Rumor No. 4: You can't get married until you're older, have finished college, have a great job, and have a lot of money.

You don't have to wait for your dream job to get married. It's really unfortunate to be in a godly relationship where you both want to get married, but you "can't" because of school, money, or the lack of a career. Granted, you don't want to be unwise and make foolish financial decisions, but many have false expectations of having to have a nice house and lots of money when first married. It's OK to live in an apartment for however long is necessary; it's OK to eat macaroni and cheese for dinner every night. Education, financial stability and careers are definitely important, but marriage is the most important commitment you'll ever have. It's foolish to push off the greatest commitment and blessing that will last a lifetime, for smaller commitments that will often change. Prepare for marriage; work hard; be mature; save your money; and, trust in the Lord to provide. When you do things the right way, with the right person, the "right time" should be sooner than later.

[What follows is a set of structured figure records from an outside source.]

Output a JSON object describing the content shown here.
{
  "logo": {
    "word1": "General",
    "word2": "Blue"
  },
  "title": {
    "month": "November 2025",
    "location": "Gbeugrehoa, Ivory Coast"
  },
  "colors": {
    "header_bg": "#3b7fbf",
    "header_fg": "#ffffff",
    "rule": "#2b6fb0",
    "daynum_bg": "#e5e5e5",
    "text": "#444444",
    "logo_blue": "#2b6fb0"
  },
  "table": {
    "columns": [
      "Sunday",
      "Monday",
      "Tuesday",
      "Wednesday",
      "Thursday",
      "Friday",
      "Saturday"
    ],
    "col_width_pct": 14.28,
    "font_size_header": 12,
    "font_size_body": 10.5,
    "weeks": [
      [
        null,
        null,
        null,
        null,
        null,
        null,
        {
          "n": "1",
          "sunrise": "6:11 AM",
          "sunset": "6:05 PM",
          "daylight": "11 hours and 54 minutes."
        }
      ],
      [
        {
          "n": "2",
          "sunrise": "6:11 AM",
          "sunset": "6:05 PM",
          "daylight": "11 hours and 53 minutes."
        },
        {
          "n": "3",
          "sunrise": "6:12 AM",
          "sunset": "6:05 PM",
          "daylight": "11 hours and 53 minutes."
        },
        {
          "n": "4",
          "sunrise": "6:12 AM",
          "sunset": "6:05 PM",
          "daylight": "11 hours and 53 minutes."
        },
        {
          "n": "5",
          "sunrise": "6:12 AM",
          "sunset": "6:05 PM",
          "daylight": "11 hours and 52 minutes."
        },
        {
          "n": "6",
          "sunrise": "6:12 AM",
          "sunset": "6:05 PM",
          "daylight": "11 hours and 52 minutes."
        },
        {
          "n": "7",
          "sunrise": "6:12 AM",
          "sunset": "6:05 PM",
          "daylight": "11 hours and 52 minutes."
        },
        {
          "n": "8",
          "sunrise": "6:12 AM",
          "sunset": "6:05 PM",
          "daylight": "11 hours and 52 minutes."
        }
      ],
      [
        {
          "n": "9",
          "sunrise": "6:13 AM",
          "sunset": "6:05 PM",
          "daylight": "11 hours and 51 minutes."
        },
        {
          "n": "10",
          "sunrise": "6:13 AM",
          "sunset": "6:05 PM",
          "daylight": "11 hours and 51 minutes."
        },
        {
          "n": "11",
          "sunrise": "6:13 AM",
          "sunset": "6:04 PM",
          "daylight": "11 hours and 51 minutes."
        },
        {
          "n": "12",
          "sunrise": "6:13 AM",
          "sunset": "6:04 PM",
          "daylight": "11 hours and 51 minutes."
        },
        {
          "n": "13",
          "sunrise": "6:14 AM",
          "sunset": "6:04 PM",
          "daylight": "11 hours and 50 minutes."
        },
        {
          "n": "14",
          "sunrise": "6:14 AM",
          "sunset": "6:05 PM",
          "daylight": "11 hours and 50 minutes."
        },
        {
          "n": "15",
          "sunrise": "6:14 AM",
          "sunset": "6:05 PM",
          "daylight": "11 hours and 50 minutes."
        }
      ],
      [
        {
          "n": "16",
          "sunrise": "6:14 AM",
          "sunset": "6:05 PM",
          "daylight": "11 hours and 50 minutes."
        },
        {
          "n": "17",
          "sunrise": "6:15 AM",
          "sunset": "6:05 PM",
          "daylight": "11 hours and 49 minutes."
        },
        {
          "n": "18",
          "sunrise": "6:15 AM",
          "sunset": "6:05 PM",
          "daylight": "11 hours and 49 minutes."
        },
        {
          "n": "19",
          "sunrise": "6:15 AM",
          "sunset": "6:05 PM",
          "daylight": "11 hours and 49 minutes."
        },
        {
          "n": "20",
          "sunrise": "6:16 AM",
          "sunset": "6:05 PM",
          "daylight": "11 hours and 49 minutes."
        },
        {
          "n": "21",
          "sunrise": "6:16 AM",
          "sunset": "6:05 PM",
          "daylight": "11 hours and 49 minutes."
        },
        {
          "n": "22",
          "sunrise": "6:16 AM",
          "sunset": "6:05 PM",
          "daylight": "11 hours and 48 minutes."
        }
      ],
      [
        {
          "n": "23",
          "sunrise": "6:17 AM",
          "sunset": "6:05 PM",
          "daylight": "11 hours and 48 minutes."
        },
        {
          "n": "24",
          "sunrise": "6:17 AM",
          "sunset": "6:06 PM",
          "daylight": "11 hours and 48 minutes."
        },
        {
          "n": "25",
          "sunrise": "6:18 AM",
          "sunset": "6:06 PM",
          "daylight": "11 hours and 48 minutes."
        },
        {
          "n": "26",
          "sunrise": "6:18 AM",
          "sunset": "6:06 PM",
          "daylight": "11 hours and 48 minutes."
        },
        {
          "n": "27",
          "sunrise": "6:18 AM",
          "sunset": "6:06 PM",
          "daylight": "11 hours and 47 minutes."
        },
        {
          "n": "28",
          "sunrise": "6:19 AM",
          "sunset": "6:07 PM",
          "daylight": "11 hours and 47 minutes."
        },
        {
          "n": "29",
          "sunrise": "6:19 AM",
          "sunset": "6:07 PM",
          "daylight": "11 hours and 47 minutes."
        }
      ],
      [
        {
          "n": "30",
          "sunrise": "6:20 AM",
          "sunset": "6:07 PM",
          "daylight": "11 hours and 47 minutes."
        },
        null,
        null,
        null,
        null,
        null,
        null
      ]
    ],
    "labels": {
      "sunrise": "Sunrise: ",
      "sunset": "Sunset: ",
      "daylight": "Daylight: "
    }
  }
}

Rumor No. 5: You have to find "the one."

Whoever you marry will be "the one." If you're in a relationship that's headed toward marriage, you don't have to question if you're marrying the wrong person because "the one" might be somewhere else out there. Yes, God will provide the right person for you, but you don't have to search frantically for the one person on the entire planet that's specifically for you. Kevin DeYoung provides some helpful insight with this myth: "The problem with the myth of 'the one' is that it assumes that affection is the glue that holds the marriage together, when really it is your commitment to marriage that safeguards the affections. So ditch the myth and get hitched."

Instead of focusing on trying to find "the one," you should focus on being "the one" — the godly spouse God has called you to be. Instead of running every person through "the list" that you've created for your future spouse, create your own list of what you need to do to be a godly spouse. And instead of always praying that God would show you Mr. or Mrs. "Right," pray that you'd be the right kind of husband or wife.

The lies have been told and the damage has been done. Countless young people have taken the bait and have been reeled into regrettable decisions in their romantic relationships. But, it doesn't have to be like this. Within the counsel of God's Word and the community of God's people, there is a better way. Let's remove the rumors, and replace them with truth.